The in-laws are absolute stars, all of my Ds's difficulties were highlighted by the school a few years ago (I was oblivious shock, my Ds had his quirks and there were a few times when I had some scratch my head moments smile but otherwise I always stood by my belief that everyone is different) I had a tough time handling numerous phone calls about Ds's behaviour or his work (or rather very little of it) My Dh at that time didn't really seem to take in what I was telling him because at the end of the day he was at work so why should he hmm. But after everything got too much and my Mil pointing out I had lost a lot of weight I had a small breakdown blush she went through the roof with me for not saying anything before, gave Dh a swift boot up the backside and then googled like crazy!! took me along to various support groups (when I didn't know what to do next) who pointed me towards Parent Partnership and Camhs, she did a diary, contacted the educational psychology department (without my knowledge,which I found a little bit naughty but seemed to speed things up ALOT), came to any meetings with the school or GP, and she and Fil are all set to pay for anything we may need if it should come to it because they want to help my Ds.
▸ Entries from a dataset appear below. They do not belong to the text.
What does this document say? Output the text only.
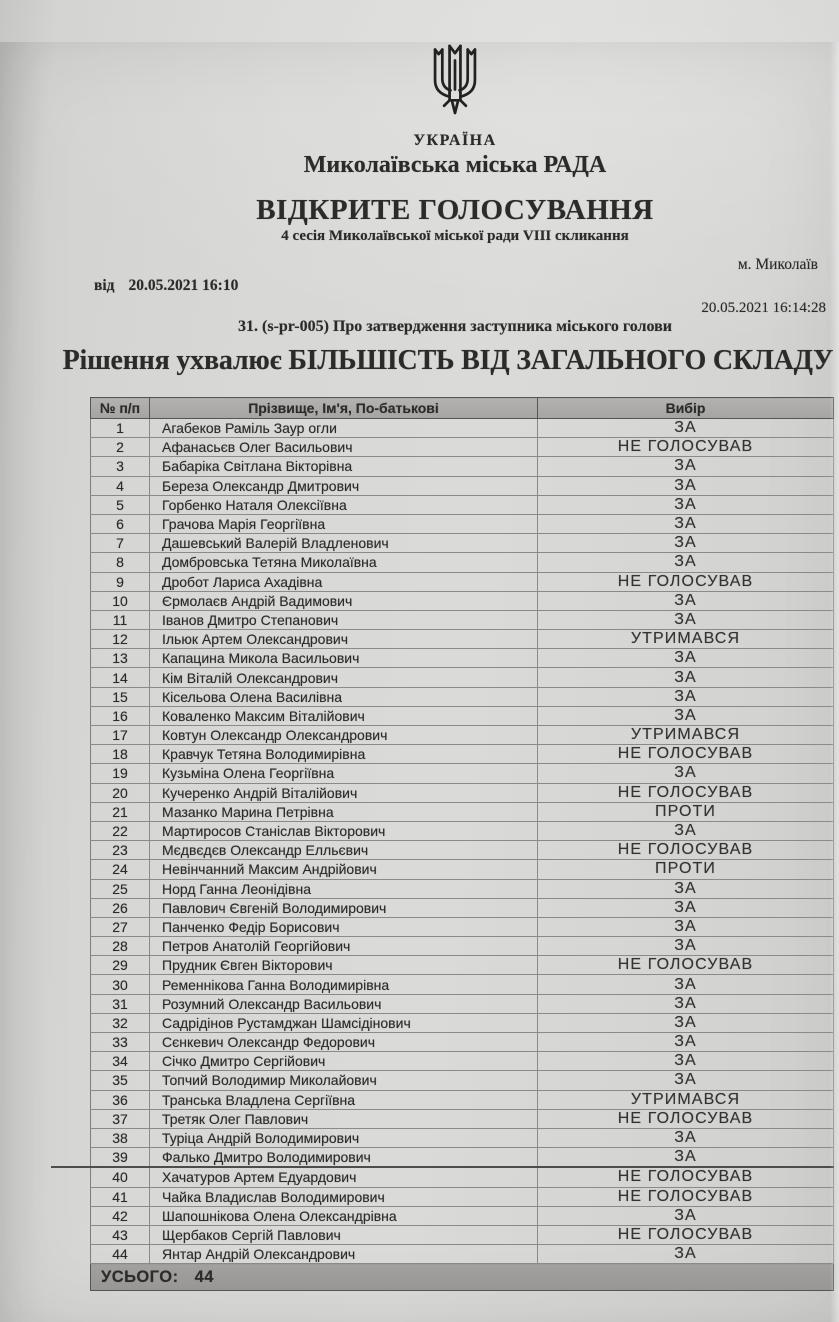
УКРАЇНА
Миколаївська міська РАДА
ВІДКРИТЕ ГОЛОСУВАННЯ
4 сесія Миколаївської міської ради VIII скликання
м. Миколаїв
від 20.05.2021 16:10
20.05.2021 16:14:28
31. (s-pr-005) Про затвердження заступника міського голови
Рішення ухвалює БІЛЬШІСТЬ ВІД ЗАГАЛЬНОГО СКЛАДУ
№ п/п	Прізвище, Ім'я, По-батькові	Вибір
1	Агабеков Раміль Заур огли	ЗА
2	Афанасьєв Олег Васильович	НЕ ГОЛОСУВАВ
3	Бабаріка Світлана Вікторівна	ЗА
4	Береза Олександр Дмитрович	ЗА
5	Горбенко Наталя Олексіївна	ЗА
6	Грачова Марія Георгіївна	ЗА
7	Дашевський Валерій Владленович	ЗА
8	Домбровська Тетяна Миколаївна	ЗА
9	Дробот Лариса Ахадівна	НЕ ГОЛОСУВАВ
10	Єрмолаєв Андрій Вадимович	ЗА
11	Іванов Дмитро Степанович	ЗА
12	Ільюк Артем Олександрович	УТРИМАВСЯ
13	Капацина Микола Васильович	ЗА
14	Кім Віталій Олександрович	ЗА
15	Кісельова Олена Василівна	ЗА
16	Коваленко Максим Віталійович	ЗА
17	Ковтун Олександр Олександрович	УТРИМАВСЯ
18	Кравчук Тетяна Володимирівна	НЕ ГОЛОСУВАВ
19	Кузьміна Олена Георгіївна	ЗА
20	Кучеренко Андрій Віталійович	НЕ ГОЛОСУВАВ
21	Мазанко Марина Петрівна	ПРОТИ
22	Мартиросов Станіслав Вікторович	ЗА
23	Мєдвєдєв Олександр Елльєвич	НЕ ГОЛОСУВАВ
24	Невінчанний Максим Андрійович	ПРОТИ
25	Норд Ганна Леонідівна	ЗА
26	Павлович Євгеній Володимирович	ЗА
27	Панченко Федір Борисович	ЗА
28	Петров Анатолій Георгійович	ЗА
29	Прудник Євген Вікторович	НЕ ГОЛОСУВАВ
30	Ременнікова Ганна Володимирівна	ЗА
31	Розумний Олександр Васильович	ЗА
32	Садрідінов Рустамджан Шамсідінович	ЗА
33	Сєнкевич Олександр Федорович	ЗА
34	Січко Дмитро Сергійович	ЗА
35	Топчий Володимир Миколайович	ЗА
36	Транська Владлена Сергіївна	УТРИМАВСЯ
37	Третяк Олег Павлович	НЕ ГОЛОСУВАВ
38	Туріца Андрій Володимирович	ЗА
39	Фалько Дмитро Володимирович	ЗА
40	Хачатуров Артем Едуардович	НЕ ГОЛОСУВАВ
41	Чайка Владислав Володимирович	НЕ ГОЛОСУВАВ
42	Шапошнікова Олена Олександрівна	ЗА
43	Щербаков Сергій Павлович	НЕ ГОЛОСУВАВ
44	Янтар Андрій Олександрович	ЗА
УСЬОГО: 44		
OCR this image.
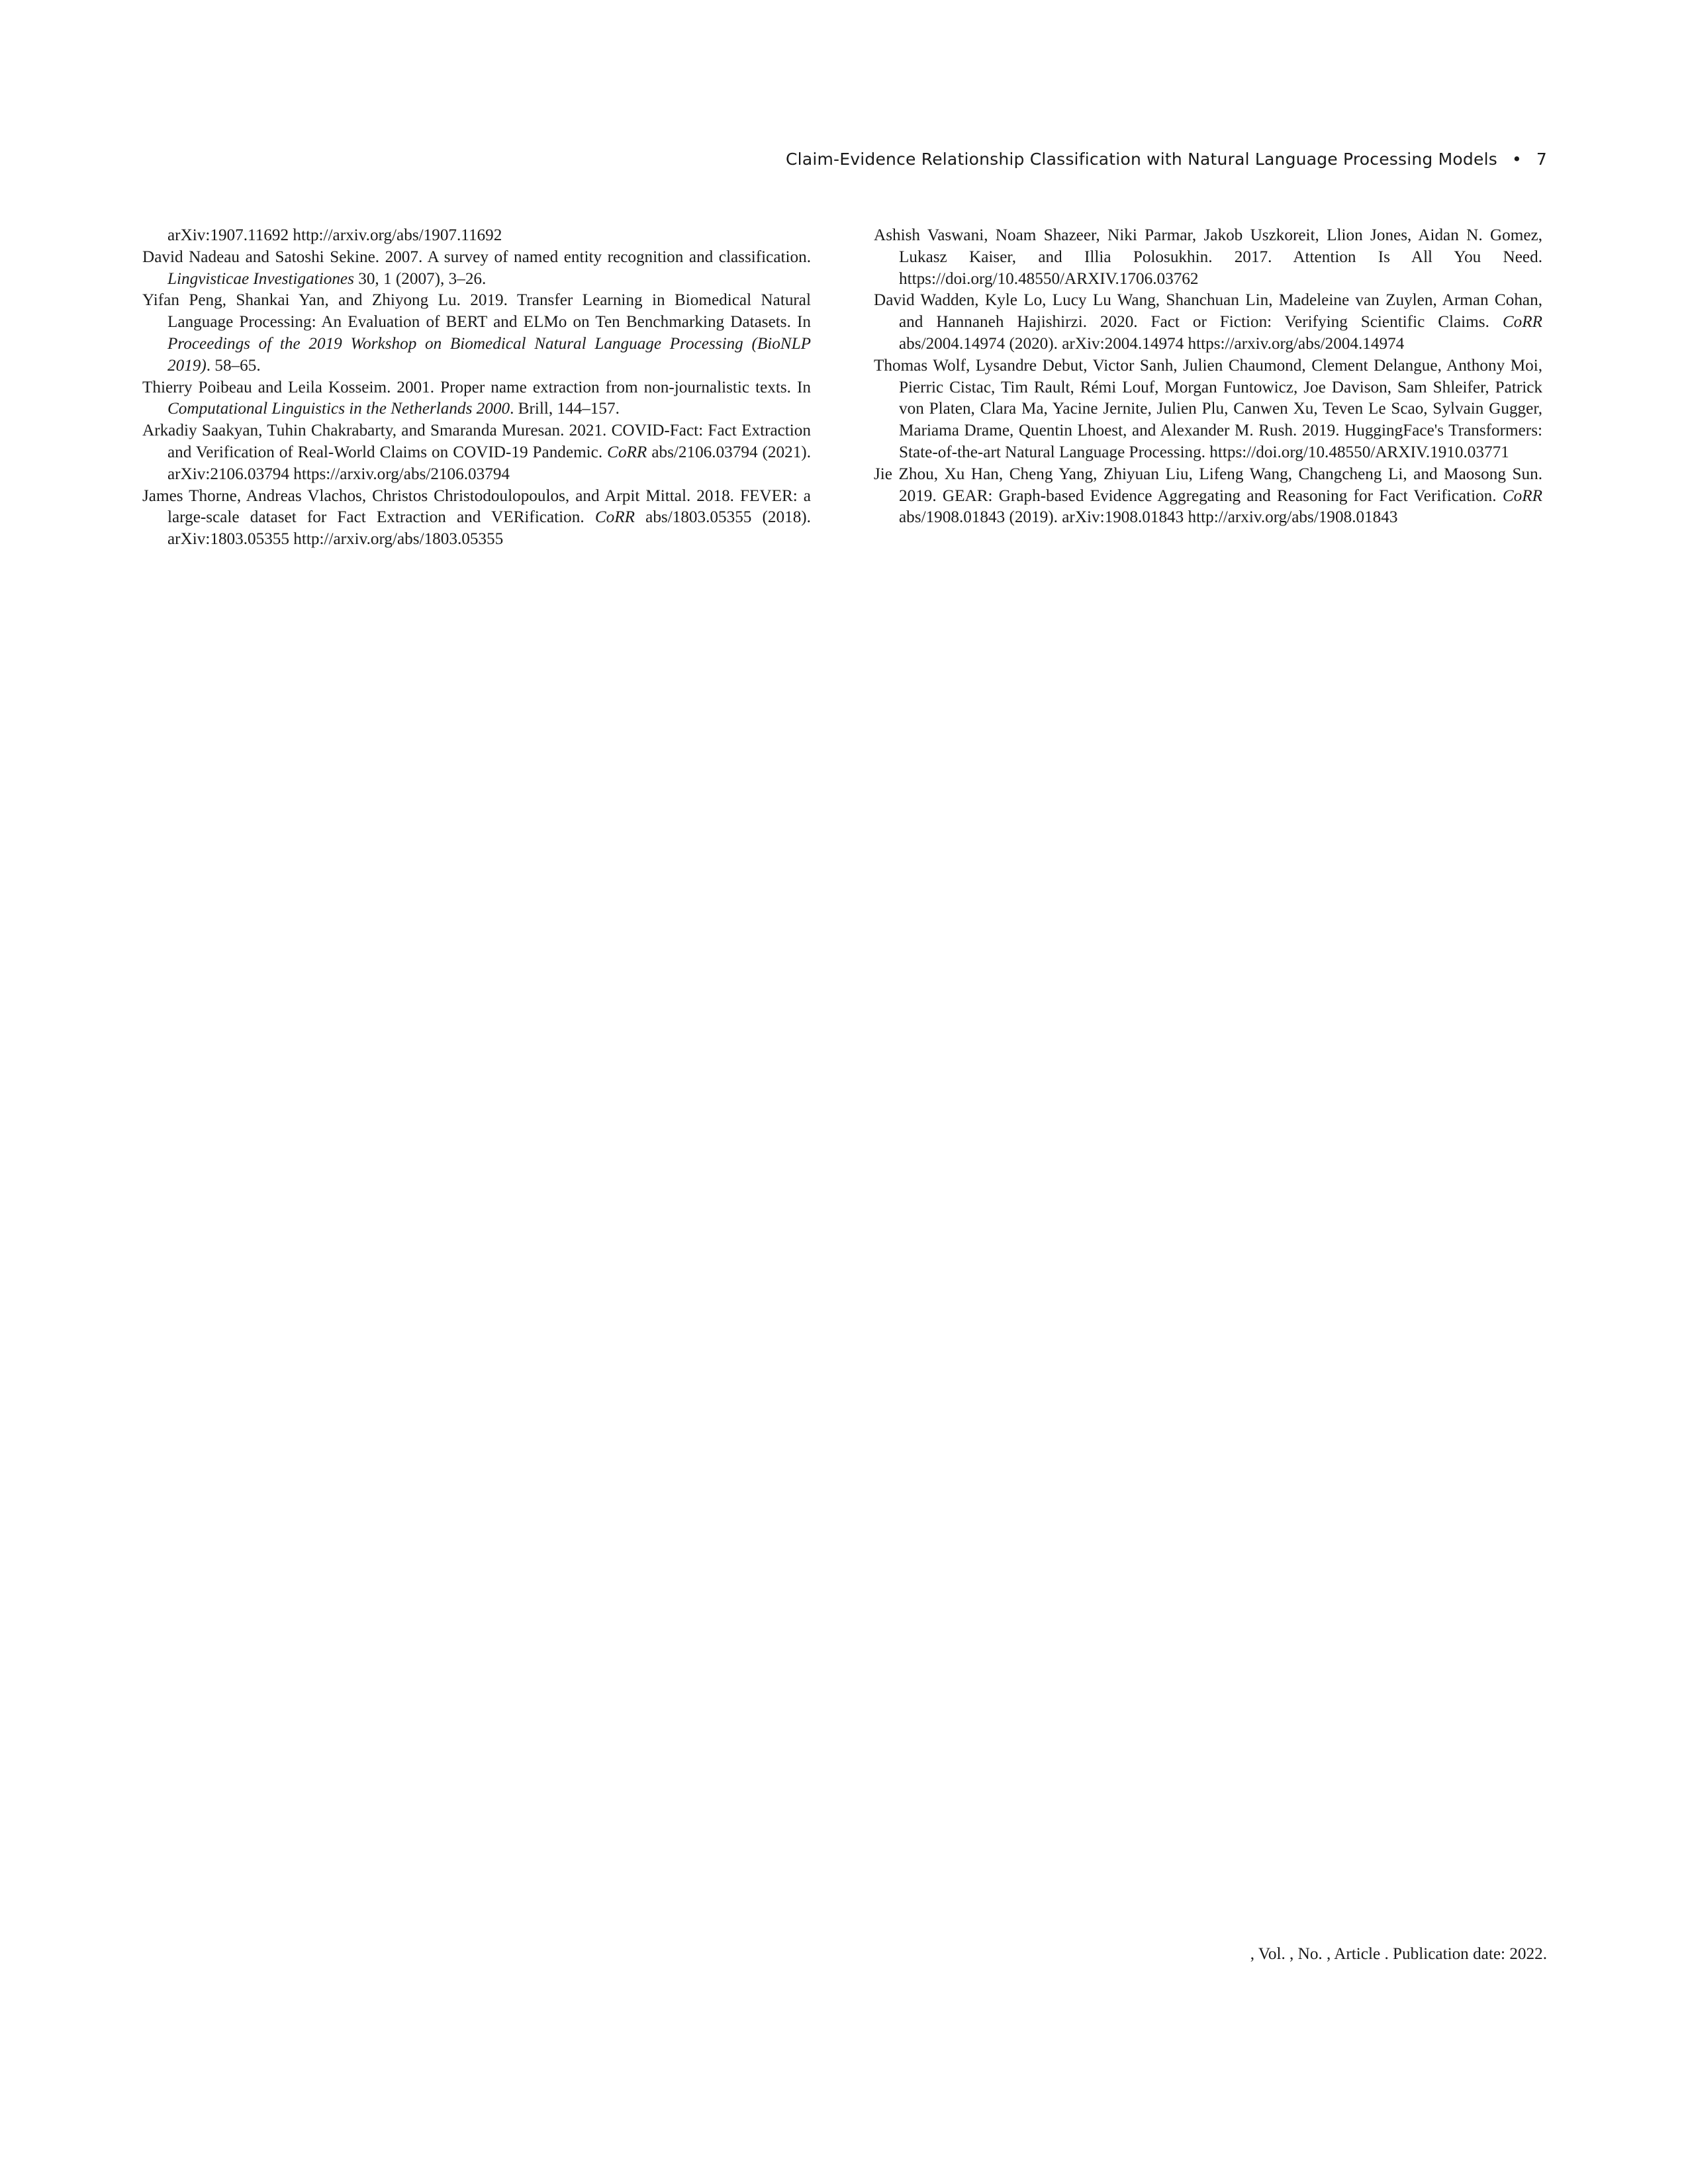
Claim-Evidence Relationship Classification with Natural Language Processing Models • 7

arXiv:1907.11692 http://arxiv.org/abs/1907.11692

David Nadeau and Satoshi Sekine. 2007. A survey of named entity recognition and classification. Lingvisticae Investigationes 30, 1 (2007), 3–26.

Yifan Peng, Shankai Yan, and Zhiyong Lu. 2019. Transfer Learning in Biomedical Natural Language Processing: An Evaluation of BERT and ELMo on Ten Benchmarking Datasets. In Proceedings of the 2019 Workshop on Biomedical Natural Language Processing (BioNLP 2019). 58–65.

Thierry Poibeau and Leila Kosseim. 2001. Proper name extraction from non-journalistic texts. In Computational Linguistics in the Netherlands 2000. Brill, 144–157.

Arkadiy Saakyan, Tuhin Chakrabarty, and Smaranda Muresan. 2021. COVID-Fact: Fact Extraction and Verification of Real-World Claims on COVID-19 Pandemic. CoRR abs/2106.03794 (2021). arXiv:2106.03794 https://arxiv.org/abs/2106.03794

James Thorne, Andreas Vlachos, Christos Christodoulopoulos, and Arpit Mittal. 2018. FEVER: a large-scale dataset for Fact Extraction and VERification. CoRR abs/1803.05355 (2018). arXiv:1803.05355 http://arxiv.org/abs/1803.05355

Ashish Vaswani, Noam Shazeer, Niki Parmar, Jakob Uszkoreit, Llion Jones, Aidan N. Gomez, Lukasz Kaiser, and Illia Polosukhin. 2017. Attention Is All You Need. https://doi.org/10.48550/ARXIV.1706.03762

David Wadden, Kyle Lo, Lucy Lu Wang, Shanchuan Lin, Madeleine van Zuylen, Arman Cohan, and Hannaneh Hajishirzi. 2020. Fact or Fiction: Verifying Scientific Claims. CoRR abs/2004.14974 (2020). arXiv:2004.14974 https://arxiv.org/abs/2004.14974

Thomas Wolf, Lysandre Debut, Victor Sanh, Julien Chaumond, Clement Delangue, Anthony Moi, Pierric Cistac, Tim Rault, Rémi Louf, Morgan Funtowicz, Joe Davison, Sam Shleifer, Patrick von Platen, Clara Ma, Yacine Jernite, Julien Plu, Canwen Xu, Teven Le Scao, Sylvain Gugger, Mariama Drame, Quentin Lhoest, and Alexander M. Rush. 2019. HuggingFace's Transformers: State-of-the-art Natural Language Processing. https://doi.org/10.48550/ARXIV.1910.03771

Jie Zhou, Xu Han, Cheng Yang, Zhiyuan Liu, Lifeng Wang, Changcheng Li, and Maosong Sun. 2019. GEAR: Graph-based Evidence Aggregating and Reasoning for Fact Verification. CoRR abs/1908.01843 (2019). arXiv:1908.01843 http://arxiv.org/abs/1908.01843

, Vol. , No. , Article . Publication date: 2022.
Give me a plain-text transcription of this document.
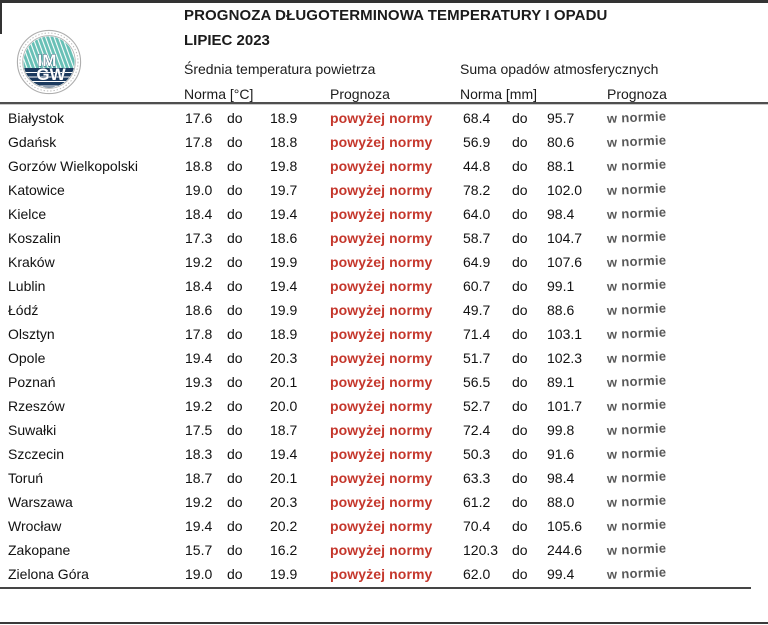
IM
GW
PROGNOZA DŁUGOTERMINOWA TEMPERATURY I OPADU
LIPIEC 2023
Średnia temperatura powietrza	Suma opadów atmosferycznych
Norma [°C]	Prognoza	Norma [mm]	Prognoza
Białystok	17.6	do	18.9	powyżej normy	68.4	do	95.7	w normie
Gdańsk	17.8	do	18.8	powyżej normy	56.9	do	80.6	w normie
Gorzów Wielkopolski	18.8	do	19.8	powyżej normy	44.8	do	88.1	w normie
Katowice	19.0	do	19.7	powyżej normy	78.2	do	102.0	w normie
Kielce	18.4	do	19.4	powyżej normy	64.0	do	98.4	w normie
Koszalin	17.3	do	18.6	powyżej normy	58.7	do	104.7	w normie
Kraków	19.2	do	19.9	powyżej normy	64.9	do	107.6	w normie
Lublin	18.4	do	19.4	powyżej normy	60.7	do	99.1	w normie
Łódź	18.6	do	19.9	powyżej normy	49.7	do	88.6	w normie
Olsztyn	17.8	do	18.9	powyżej normy	71.4	do	103.1	w normie
Opole	19.4	do	20.3	powyżej normy	51.7	do	102.3	w normie
Poznań	19.3	do	20.1	powyżej normy	56.5	do	89.1	w normie
Rzeszów	19.2	do	20.0	powyżej normy	52.7	do	101.7	w normie
Suwałki	17.5	do	18.7	powyżej normy	72.4	do	99.8	w normie
Szczecin	18.3	do	19.4	powyżej normy	50.3	do	91.6	w normie
Toruń	18.7	do	20.1	powyżej normy	63.3	do	98.4	w normie
Warszawa	19.2	do	20.3	powyżej normy	61.2	do	88.0	w normie
Wrocław	19.4	do	20.2	powyżej normy	70.4	do	105.6	w normie
Zakopane	15.7	do	16.2	powyżej normy	120.3 do	244.6	w normie
Zielona Góra	19.0	do	19.9	powyżej normy	62.0	do	99.4	w normie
Now MY parents on the other hand.............My mum always comes up with a mysterious illness if you mention anything that does not concern her, believes that smacking is all a child needs to keep them in line, thinks my Ds is a marde arse because I actually take the time to acknowledge that he has thoughts and feelings because he is a human being not a peice of meat put on earth to shut up, listen, and do what he is told when he is told. Seems to get a kick out of blatantly winding my Ds up and then expects me to discipline (rather than talk to him) when he becomes rude and badly behaved but can't seem to understand when I sit her down and ask her not to do it!. As for my dad its a case of out of sight...out of mind.

Learning70 Sun 25-Nov-12 23:10:07

All the GPS seem to be coming round. I have found letting them have some hands on experience quite helpful. It's a bit easier for them to get it when they are in the firing line and not sitting on their bums, drinking coffee and tut tutting about 'my day' etc. The in laws may have embraced it a bit too well as they bollocked my next door neighbours about making a noise! My FIL called my neighbour a rude word and told him he was upsetting the autistic child! The first bit was factually correct but my child isn't diagnosed so we weren't actually planning on broadcasting it yet. Well never really but hey Ho lol. My mum is finally come round but I don't think she will ever truly get it. They are all in their 70s anyway so prob not a great practical help. Tbh as and when I do get a diagnosis, anyone still making noises about it being our fault can do one. End of.

justaboutchilledout Sun 25-Nov-12 23:11:36

Message withdrawn at poster's request.

sagandswing Mon 26-Nov-12 01:14:34

I know justabout I dread to think what kind of a state I would be in now if it wasn't for them, my Mil has been a rock but I can see she is just as upset as me that my Ds could be autistic, I just wish my Dh was the same sad.